With a roar, I tackle him, sending the knife skittering down the stairs. Following it in a tangle of flying limbs. We bounce off the wall at the landing and somehow stay on our feet, circling each other.
He takes a swing.
Misses.
I grab the front of his shirt, slamming him back against the log wall so hard there’s a satisfying crack. I don’t care if it’s from him or the logs.
His face pales as I lean in, closing the gap between us so he can feel the hellfire in my breath. “They aren’t your children. I’m the only man they’ll call Daddy, and I’ll make sure you’re completely forgotten, you fucking waste of space.”

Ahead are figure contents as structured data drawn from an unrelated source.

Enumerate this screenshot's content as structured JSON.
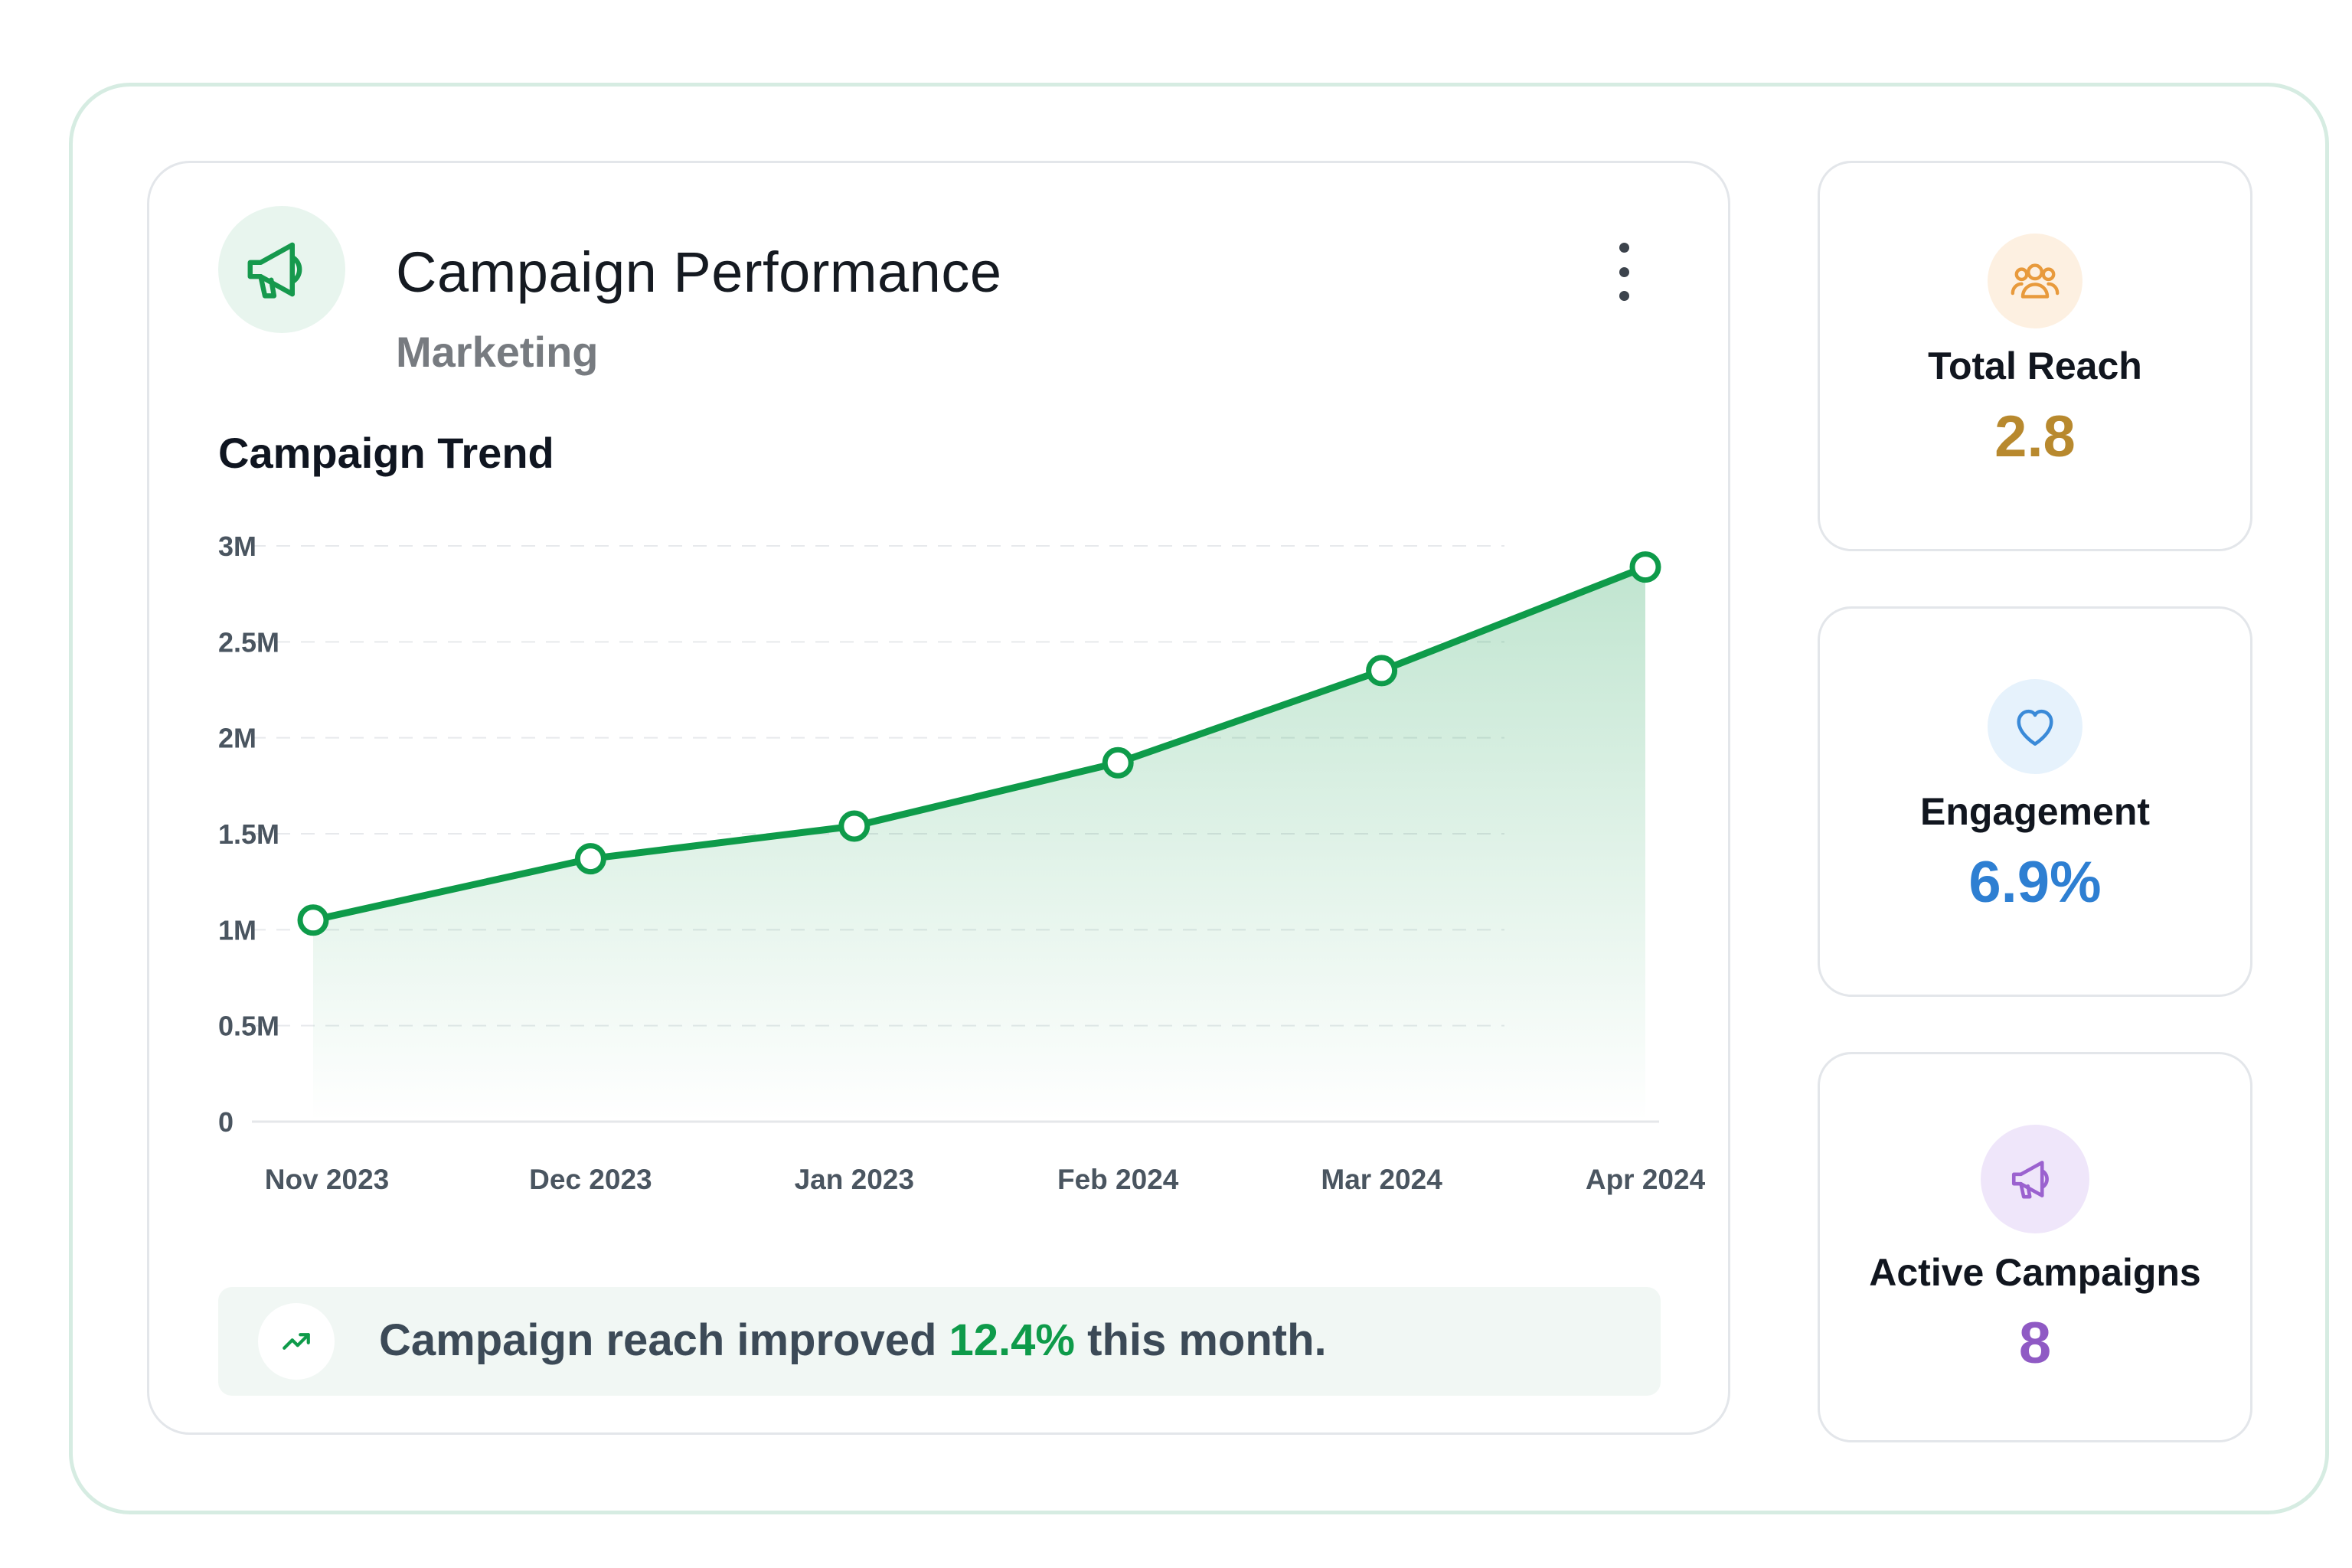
{
  "campaign_card": {
    "title": "Campaign Performance",
    "subtitle": "Marketing",
    "header_icon": "megaphone-icon",
    "menu_icon": "kebab-menu-icon",
    "section_title": "Campaign Trend"
  },
  "chart_data": {
    "type": "area",
    "x": [
      "Nov 2023",
      "Dec 2023",
      "Jan 2023",
      "Feb 2024",
      "Mar 2024",
      "Apr 2024"
    ],
    "series": [
      {
        "values": [
          1.05,
          1.37,
          1.54,
          1.87,
          2.35,
          2.89
        ],
        "color": "#0e9b4a"
      }
    ],
    "y_ticks": [
      "0",
      "0.5M",
      "1M",
      "1.5M",
      "2M",
      "2.5M",
      "3M"
    ],
    "y_tick_values": [
      0,
      0.5,
      1,
      1.5,
      2,
      2.5,
      3
    ],
    "ylim": [
      0,
      3
    ],
    "grid": true,
    "legend": "none"
  },
  "insight": {
    "icon": "trending-up-icon",
    "text_before": "Campaign reach improved ",
    "highlight": "12.4%",
    "text_after": " this month."
  },
  "stats": [
    {
      "label": "Total Reach",
      "value": "2.8",
      "icon": "users-icon",
      "color": "#b8892e",
      "icon_bg": "#fdf0e1",
      "icon_stroke": "#e89a3c"
    },
    {
      "label": "Engagement",
      "value": "6.9%",
      "icon": "heart-icon",
      "color": "#2e7fd2",
      "icon_bg": "#e6f2fc",
      "icon_stroke": "#3a8ad8"
    },
    {
      "label": "Active Campaigns",
      "value": "8",
      "icon": "megaphone-icon",
      "color": "#8f5ac4",
      "icon_bg": "#efe6fa",
      "icon_stroke": "#9b62cf"
    }
  ],
  "colors": {
    "accent": "#0e9b4a",
    "frame_border": "#d6ece2",
    "card_border": "#e3e6ea"
  }
}
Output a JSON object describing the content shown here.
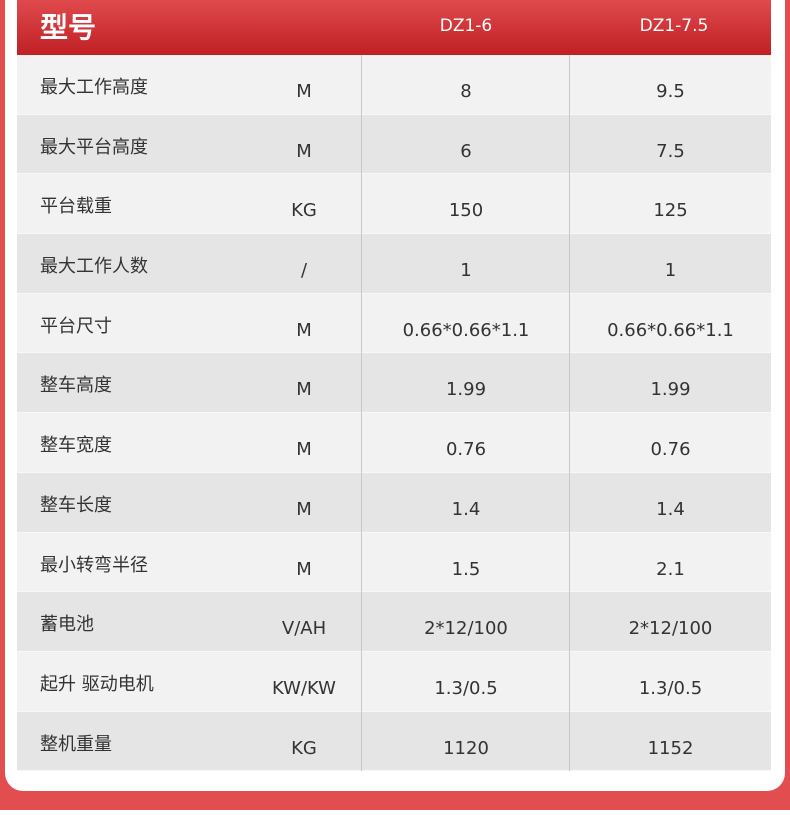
{
  "header": {
    "title": "型号",
    "models": [
      "DZ1-6",
      "DZ1-7.5"
    ]
  },
  "rows": [
    {
      "label": "最大工作高度",
      "unit": "M",
      "v1": "8",
      "v2": "9.5"
    },
    {
      "label": "最大平台高度",
      "unit": "M",
      "v1": "6",
      "v2": "7.5"
    },
    {
      "label": "平台载重",
      "unit": "KG",
      "v1": "150",
      "v2": "125"
    },
    {
      "label": "最大工作人数",
      "unit": "/",
      "v1": "1",
      "v2": "1"
    },
    {
      "label": "平台尺寸",
      "unit": "M",
      "v1": "0.66*0.66*1.1",
      "v2": "0.66*0.66*1.1"
    },
    {
      "label": "整车高度",
      "unit": "M",
      "v1": "1.99",
      "v2": "1.99"
    },
    {
      "label": "整车宽度",
      "unit": "M",
      "v1": "0.76",
      "v2": "0.76"
    },
    {
      "label": "整车长度",
      "unit": "M",
      "v1": "1.4",
      "v2": "1.4"
    },
    {
      "label": "最小转弯半径",
      "unit": "M",
      "v1": "1.5",
      "v2": "2.1"
    },
    {
      "label": "蓄电池",
      "unit": "V/AH",
      "v1": "2*12/100",
      "v2": "2*12/100"
    },
    {
      "label": "起升 驱动电机",
      "unit": "KW/KW",
      "v1": "1.3/0.5",
      "v2": "1.3/0.5"
    },
    {
      "label": "整机重量",
      "unit": "KG",
      "v1": "1120",
      "v2": "1152"
    }
  ],
  "colors": {
    "accent": "#e24d4f",
    "header": "#c02024"
  }
}
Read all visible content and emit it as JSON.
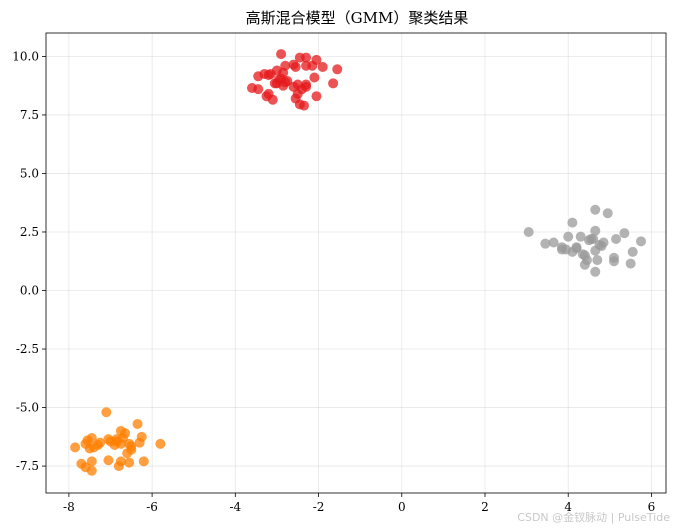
{
  "watermark": "CSDN @金钗脉动 | PulseTide",
  "chart_data": {
    "type": "scatter",
    "title": "高斯混合模型（GMM）聚类结果",
    "xlabel": "",
    "ylabel": "",
    "xlim": [
      -8.55,
      6.35
    ],
    "ylim": [
      -8.65,
      11.0
    ],
    "xticks": [
      -8,
      -6,
      -4,
      -2,
      0,
      2,
      4,
      6
    ],
    "yticks": [
      -7.5,
      -5.0,
      -2.5,
      0.0,
      2.5,
      5.0,
      7.5,
      10.0
    ],
    "xtick_labels": [
      "-8",
      "-6",
      "-4",
      "-2",
      "0",
      "2",
      "4",
      "6"
    ],
    "ytick_labels": [
      "-7.5",
      "-5.0",
      "-2.5",
      "0.0",
      "2.5",
      "5.0",
      "7.5",
      "10.0"
    ],
    "grid": true,
    "series": [
      {
        "color": "#e41a1c",
        "x": [
          -2.9,
          -2.45,
          -2.3,
          -2.05,
          -3.3,
          -3.15,
          -2.8,
          -2.6,
          -2.15,
          -1.9,
          -1.55,
          -3.0,
          -2.85,
          -2.55,
          -2.3,
          -3.45,
          -3.2,
          -2.95,
          -2.75,
          -2.5,
          -2.3,
          -2.1,
          -1.65,
          -3.6,
          -3.0,
          -2.85,
          -2.6,
          -2.4,
          -3.45,
          -3.25,
          -3.05,
          -2.8,
          -2.5,
          -2.3,
          -2.05,
          -2.55,
          -3.2,
          -3.1,
          -2.45,
          -2.35,
          -2.9
        ],
        "y": [
          10.1,
          9.95,
          9.95,
          9.85,
          9.25,
          9.25,
          9.6,
          9.65,
          9.6,
          9.55,
          9.45,
          9.4,
          9.3,
          9.55,
          9.6,
          9.15,
          9.2,
          9.0,
          8.95,
          8.8,
          8.8,
          9.1,
          8.85,
          8.65,
          8.85,
          8.75,
          8.7,
          8.6,
          8.6,
          8.3,
          8.85,
          8.9,
          8.4,
          8.7,
          8.3,
          8.2,
          8.4,
          8.15,
          7.95,
          7.9,
          9.05
        ]
      },
      {
        "color": "#999999",
        "x": [
          4.65,
          4.1,
          4.95,
          3.05,
          3.65,
          3.85,
          4.3,
          4.55,
          4.65,
          4.85,
          5.35,
          4.0,
          4.2,
          4.5,
          4.75,
          5.15,
          5.75,
          3.45,
          3.85,
          4.1,
          4.4,
          4.65,
          4.8,
          5.55,
          4.45,
          4.7,
          5.1,
          5.1,
          4.4,
          4.6,
          5.5,
          4.65,
          3.95,
          4.35,
          4.2
        ],
        "y": [
          3.45,
          2.9,
          3.3,
          2.5,
          2.05,
          1.75,
          2.3,
          2.2,
          2.55,
          2.05,
          2.45,
          2.3,
          1.8,
          2.15,
          1.95,
          2.2,
          2.1,
          2.0,
          1.85,
          1.65,
          1.5,
          1.7,
          1.9,
          1.65,
          1.3,
          1.3,
          1.4,
          1.25,
          1.1,
          2.2,
          1.15,
          0.8,
          1.75,
          1.55,
          1.85
        ]
      },
      {
        "color": "#ff7f00",
        "x": [
          -7.1,
          -6.35,
          -7.85,
          -7.55,
          -7.45,
          -7.25,
          -7.05,
          -6.85,
          -6.75,
          -6.65,
          -6.25,
          -6.85,
          -6.7,
          -6.55,
          -7.4,
          -7.6,
          -7.3,
          -7.0,
          -6.75,
          -6.5,
          -6.3,
          -5.8,
          -7.7,
          -7.45,
          -7.05,
          -6.75,
          -6.5,
          -6.9,
          -6.6,
          -6.2,
          -7.6,
          -7.45,
          -6.8,
          -7.5,
          -6.55
        ],
        "y": [
          -5.2,
          -5.7,
          -6.7,
          -6.4,
          -6.3,
          -6.5,
          -6.35,
          -6.45,
          -6.0,
          -6.1,
          -6.25,
          -6.35,
          -6.3,
          -6.55,
          -6.7,
          -6.55,
          -6.6,
          -6.45,
          -6.55,
          -6.65,
          -6.5,
          -6.55,
          -7.4,
          -7.3,
          -7.25,
          -7.3,
          -6.8,
          -6.6,
          -6.95,
          -7.3,
          -7.55,
          -7.7,
          -7.5,
          -6.75,
          -7.35
        ]
      }
    ]
  }
}
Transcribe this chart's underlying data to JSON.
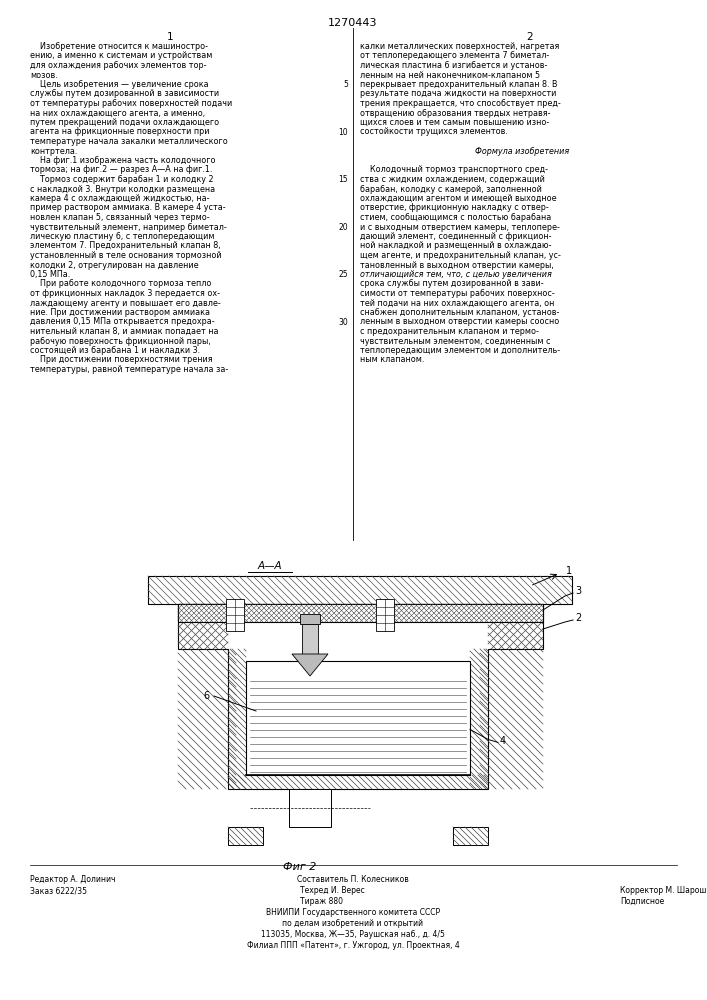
{
  "title": "1270443",
  "background": "#ffffff",
  "text_color": "#000000",
  "col1_text": [
    "    Изобретение относится к машиностро-",
    "ению, а именно к системам и устройствам",
    "для охлаждения рабочих элементов тор-",
    "мозов.",
    "    Цель изобретения — увеличение срока",
    "службы путем дозированной в зависимости",
    "от температуры рабочих поверхностей подачи",
    "на них охлаждающего агента, а именно,",
    "путем прекращений подачи охлаждающего",
    "агента на фрикционные поверхности при",
    "температуре начала закалки металлического",
    "контртела.",
    "    На фиг.1 изображена часть колодочного",
    "тормоза; на фиг.2 — разрез А—А на фиг.1.",
    "    Тормоз содержит барабан 1 и колодку 2",
    "с накладкой 3. Внутри колодки размещена",
    "камера 4 с охлаждающей жидкостью, на-",
    "пример раствором аммиака. В камере 4 уста-",
    "новлен клапан 5, связанный через термо-",
    "чувствительный элемент, например биметал-",
    "лическую пластину 6, с теплопередающим",
    "элементом 7. Предохранительный клапан 8,",
    "установленный в теле основания тормозной",
    "колодки 2, отрегулирован на давление",
    "0,15 МПа.",
    "    При работе колодочного тормоза тепло",
    "от фрикционных накладок 3 передается ох-",
    "лаждающему агенту и повышает его давле-",
    "ние. При достижении раствором аммиака",
    "давления 0,15 МПа открывается предохра-",
    "нительный клапан 8, и аммиак попадает на",
    "рабочую поверхность фрикционной пары,",
    "состоящей из барабана 1 и накладки 3.",
    "    При достижении поверхностями трения",
    "температуры, равной температуре начала за-"
  ],
  "col2_text": [
    "калки металлических поверхностей, нагретая",
    "от теплопередающего элемента 7 биметал-",
    "лическая пластина 6 изгибается и установ-",
    "ленным на ней наконечником-клапаном 5",
    "перекрывает предохранительный клапан 8. В",
    "результате подача жидкости на поверхности",
    "трения прекращается, что способствует пред-",
    "отвращению образования твердых нетравя-",
    "щихся слоев и тем самым повышению изно-",
    "состойкости трущихся элементов.",
    "",
    "Формула изобретения",
    "",
    "    Колодочный тормоз транспортного сред-",
    "ства с жидким охлаждением, содержащий",
    "барабан, колодку с камерой, заполненной",
    "охлаждающим агентом и имеющей выходное",
    "отверстие, фрикционную накладку с отвер-",
    "стием, сообщающимся с полостью барабана",
    "и с выходным отверстием камеры, теплопере-",
    "дающий элемент, соединенный с фрикцион-",
    "ной накладкой и размещенный в охлаждаю-",
    "щем агенте, и предохранительный клапан, ус-",
    "тановленный в выходном отверстии камеры,",
    "отличающийся тем, что, с целью увеличения",
    "срока службы путем дозированной в зави-",
    "симости от температуры рабочих поверхнос-",
    "тей подачи на них охлаждающего агента, он",
    "снабжен дополнительным клапаном, установ-",
    "ленным в выходном отверстии камеры соосно",
    "с предохранительным клапаном и термо-",
    "чувствительным элементом, соединенным с",
    "теплопередающим элементом и дополнитель-",
    "ным клапаном."
  ],
  "footer_col_left": [
    "Редактор А. Долинич",
    "Заказ 6222/35"
  ],
  "footer_col_center_top": "Составитель П. Колесников",
  "footer_col_center": [
    "Техред И. Верес",
    "Тираж 880"
  ],
  "footer_col_right": [
    "Корректор М. Шароши",
    "Подписное"
  ],
  "footer_center_lines": [
    "ВНИИПИ Государственного комитета СССР",
    "по делам изобретений и открытий",
    "113035, Москва, Ж—35, Раушская наб., д. 4/5",
    "Филиал ППП «Патент», г. Ужгород, ул. Проектная, 4"
  ]
}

He jerks in my grip, and from above me, Hope screams. “Zane, he’s got a—”
I catch his hand before he can point the gun at me. Wrenching his wrist so hard I hope he feels that I broke it, I point the muzzle at his own guts and help him pull the trigger.
The shot is so fucking loud, my hearing whites out.
Everything that happens after that is a funny blur.
The back door crashes open. My brother fills the doorframe like a wall of granite. He’s followed by Jasper Lane, gun drawn.
I stagger backwards, my hands up.
Hope races between us, waving her hands. Screaming that it wasn’t me, I wasn’t armed.
Didn’t need to be, still killed him dead, I think distantly before I crumple to the floor.